Daily Life In Abu Dhabi

A general view of Abu Dhabi’s city skyline at sunset in February 2015. (Photo by Dan Kitwood/Getty Images)

IDEX 2023 — The path toward creating an integrated air and missile defense capability in the Persian Gulf region is littered with political and technical challenges, but members of the US-Gulf Cooperation Council (GCC) are making smaller, confidence building measures to get there, according to Pentagon officials. 

This vision and objective of a regional security architecture has existed for at least the past four [US presidential] administrations; So, it’s been a long-time goal,” Deputy Assistant Secretary of Defense for the Middle East Dana Stroul told reporters during a Feb 13 call previewing the US-GCC working group meetings in Riyadh, which will explore topics related to Iran and regional air defenses.

“What we think makes it more real now is not only a shared perception of the acute nature of the threats but…this focus within [US Central Command] CENTCOM and its component commands on innovation and the opportunities of emerging technology.”

Stroul’s comments came ahead of this year’s International Defence Exhibition & Conference (IDEX) in Abu Dhabi, which​ is expected to have the largest number of attendees since its inception, with 1,350 companies exhibiting new weapons and capabilities.

Discussions around air and missile defense capabilities will likely be a hot topic this year, given the high-altitude balloon frenzy in the US this month — including revelations of Chinese balloons previously spotted in the Gulf region — combined with Gulf Cooperation Council (GCC) member concerns about aerial threats from Iranian proxies.

Tehran’s support for is supporting the Houthis in Yemen has resulted in both Saudi Arabia and the United Arab Emirates being hit by drones and rockets in recent years. With this as part of the backdrop, GCC members have spent years talking about merging air and missile defense capabilities, especially as the threat has morphed from detecting and countering ballistic missiles flying on more predictable trajectory to addressing the growing threat posed by cruise missiles and unmanned aerial systems (UASs) that can loiter or change direction. 

“When it was only a ballistic missile threat, you have a pretty good idea what direction that threat could be coming from; Those generally do not maneuver,” said Maj. Gen. Clark Quinn, the deputy commander of Ninth Air Force, Air Forces Central.

“If it is a UAS or a cruise missile, it becomes much more of a 360-degree threat, that those systems can fly from any location on any path to achieve impacts at a target and it’s no longer just one direction that you have to look at.”

Which sets up a central question for IDEX: whether GCC members — Bahrain, Kuwait, Oman, Qatar, Saudi Arabia, and the United Arab Emirates — are ready to work together to better share intelligence about incoming aerial threats, and what new capabilities they want. Part of the evolving equation also includes Israel, which last year announced that it had joined with several other countries in the Middle East to form a new US-led joint air defense network, known as the Middle East Air Defense Alliance (MEAD).

Stroul did not directly address that alliance but said Israel could enhance such regional air defense plan in a “meaningful way” — while also acknowledging that not all GCC members are for that.

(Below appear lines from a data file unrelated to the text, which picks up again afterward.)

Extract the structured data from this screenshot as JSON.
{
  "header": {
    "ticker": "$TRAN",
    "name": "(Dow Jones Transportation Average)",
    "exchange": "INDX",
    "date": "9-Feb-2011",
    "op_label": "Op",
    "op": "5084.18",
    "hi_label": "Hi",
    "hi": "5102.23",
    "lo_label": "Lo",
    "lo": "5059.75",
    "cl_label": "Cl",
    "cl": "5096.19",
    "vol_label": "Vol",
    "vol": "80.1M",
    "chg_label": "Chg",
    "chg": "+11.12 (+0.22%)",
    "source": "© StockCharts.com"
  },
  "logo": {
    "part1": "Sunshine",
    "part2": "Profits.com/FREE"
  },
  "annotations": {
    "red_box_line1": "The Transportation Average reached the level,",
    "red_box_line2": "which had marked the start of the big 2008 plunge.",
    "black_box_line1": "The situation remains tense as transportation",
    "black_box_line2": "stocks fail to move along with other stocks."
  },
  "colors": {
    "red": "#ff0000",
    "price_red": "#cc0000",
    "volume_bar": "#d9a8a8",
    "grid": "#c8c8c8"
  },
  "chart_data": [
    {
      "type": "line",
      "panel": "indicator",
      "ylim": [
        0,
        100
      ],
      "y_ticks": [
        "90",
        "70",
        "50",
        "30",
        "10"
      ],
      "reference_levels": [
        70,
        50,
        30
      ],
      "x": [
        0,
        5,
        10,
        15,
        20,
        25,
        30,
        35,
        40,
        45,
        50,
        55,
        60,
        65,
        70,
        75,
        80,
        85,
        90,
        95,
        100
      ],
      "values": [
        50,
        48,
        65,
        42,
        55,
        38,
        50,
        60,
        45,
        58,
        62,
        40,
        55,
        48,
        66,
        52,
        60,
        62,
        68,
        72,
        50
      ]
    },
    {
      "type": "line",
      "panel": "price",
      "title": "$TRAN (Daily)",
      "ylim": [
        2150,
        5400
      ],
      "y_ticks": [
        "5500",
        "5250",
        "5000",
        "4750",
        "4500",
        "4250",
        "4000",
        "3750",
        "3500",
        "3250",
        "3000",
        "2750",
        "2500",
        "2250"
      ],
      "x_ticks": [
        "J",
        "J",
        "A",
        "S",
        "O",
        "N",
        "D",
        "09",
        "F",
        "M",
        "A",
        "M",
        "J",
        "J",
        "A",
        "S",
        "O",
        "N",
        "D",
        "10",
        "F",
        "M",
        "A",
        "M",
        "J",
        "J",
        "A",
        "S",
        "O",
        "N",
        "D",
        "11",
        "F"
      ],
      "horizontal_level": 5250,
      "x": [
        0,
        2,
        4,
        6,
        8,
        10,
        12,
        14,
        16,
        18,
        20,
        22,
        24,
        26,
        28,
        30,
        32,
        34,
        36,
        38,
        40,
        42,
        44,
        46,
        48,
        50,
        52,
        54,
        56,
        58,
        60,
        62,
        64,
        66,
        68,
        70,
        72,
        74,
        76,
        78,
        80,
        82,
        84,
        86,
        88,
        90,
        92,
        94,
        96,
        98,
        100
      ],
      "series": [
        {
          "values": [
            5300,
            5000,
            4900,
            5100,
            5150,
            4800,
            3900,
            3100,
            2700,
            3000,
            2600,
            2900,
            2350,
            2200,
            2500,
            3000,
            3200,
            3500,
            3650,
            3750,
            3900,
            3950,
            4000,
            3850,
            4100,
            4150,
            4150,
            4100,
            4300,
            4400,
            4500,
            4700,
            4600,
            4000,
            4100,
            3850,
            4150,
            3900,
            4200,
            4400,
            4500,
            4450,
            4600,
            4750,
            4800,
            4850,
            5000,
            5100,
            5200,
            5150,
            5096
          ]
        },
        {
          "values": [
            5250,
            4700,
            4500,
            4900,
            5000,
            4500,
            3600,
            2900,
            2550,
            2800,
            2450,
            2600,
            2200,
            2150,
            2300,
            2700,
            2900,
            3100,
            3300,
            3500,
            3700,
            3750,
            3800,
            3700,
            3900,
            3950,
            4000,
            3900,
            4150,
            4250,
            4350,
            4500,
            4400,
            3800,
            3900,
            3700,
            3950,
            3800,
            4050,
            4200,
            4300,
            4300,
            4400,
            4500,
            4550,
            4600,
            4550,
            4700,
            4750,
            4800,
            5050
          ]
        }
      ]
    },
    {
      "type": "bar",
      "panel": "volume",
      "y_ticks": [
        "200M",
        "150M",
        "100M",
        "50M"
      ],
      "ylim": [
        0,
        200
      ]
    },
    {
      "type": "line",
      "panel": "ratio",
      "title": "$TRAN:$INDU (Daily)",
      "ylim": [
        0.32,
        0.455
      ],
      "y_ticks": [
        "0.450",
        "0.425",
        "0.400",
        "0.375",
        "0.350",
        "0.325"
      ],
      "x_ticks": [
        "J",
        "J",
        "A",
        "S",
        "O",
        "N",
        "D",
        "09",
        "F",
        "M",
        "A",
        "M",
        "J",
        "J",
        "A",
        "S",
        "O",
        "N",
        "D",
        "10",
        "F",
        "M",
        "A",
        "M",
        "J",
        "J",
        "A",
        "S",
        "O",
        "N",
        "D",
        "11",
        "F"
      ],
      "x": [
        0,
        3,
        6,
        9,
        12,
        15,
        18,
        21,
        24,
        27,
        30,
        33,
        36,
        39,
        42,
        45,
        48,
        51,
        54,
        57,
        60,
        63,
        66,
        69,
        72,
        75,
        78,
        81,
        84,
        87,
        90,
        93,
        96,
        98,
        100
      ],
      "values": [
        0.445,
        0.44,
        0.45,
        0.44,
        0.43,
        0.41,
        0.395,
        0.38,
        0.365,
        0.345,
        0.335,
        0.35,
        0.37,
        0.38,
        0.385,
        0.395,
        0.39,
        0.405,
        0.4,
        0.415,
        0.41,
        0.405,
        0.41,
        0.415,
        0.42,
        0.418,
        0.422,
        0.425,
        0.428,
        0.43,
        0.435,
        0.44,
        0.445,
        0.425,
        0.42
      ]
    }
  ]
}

“We think that other [countries] integrating and beginning to sit at the same table with Israel is in the interest of stability and security in the region,” she said. “We also understand that different governments are going to move at their own pace on that.”

Quinn said there is a consensus among US-GCC members that they need to act sooner rather than later to create a plan to share information and capitalize on neighbors’ capabilities. 

“If the sensors that you are using to see these inbound threats are only within your own land mass, you’re going to be limited with how far you can see,” Quinn said. “There’s just curvature of the Earth, power of the radar, the ability to see out at distance.

“When you look at the GCC as a whole, around the entire Arabian Peninsula, and you look at the number of early warning systems that each of those nations have, you can then essentially expand your visibility out by using those other early warning radars,” he added.

That said, there is not a firm plan that “gets us to a flip of a switch that we now have integrated air and missile defense”, in part, due to technical challenges and political will. Instead, GCC members are making “small,” “concrete steps” forward, like hosting a regional air chief meeting last month.

As for the “technical challenges” Quinn said each country typically runs their air defense and air surveillance operations over a classified network. To create an integrated air defense picture, they would need a “cross-domain solution” to get those to “talk” to each other while also ensuring there is not an enhanced cybersecurity threat. “They want to make sure that their internal systems remain clean as well,” he added. 

“There are some technical challenges to being able to share it, but ultimately, it’s really an authority and a desire to share, because even if we don’t have a technical ability to share an air tract digitally, we can at least pick up a phone and relay that there is a threat inbound,” Quinn said.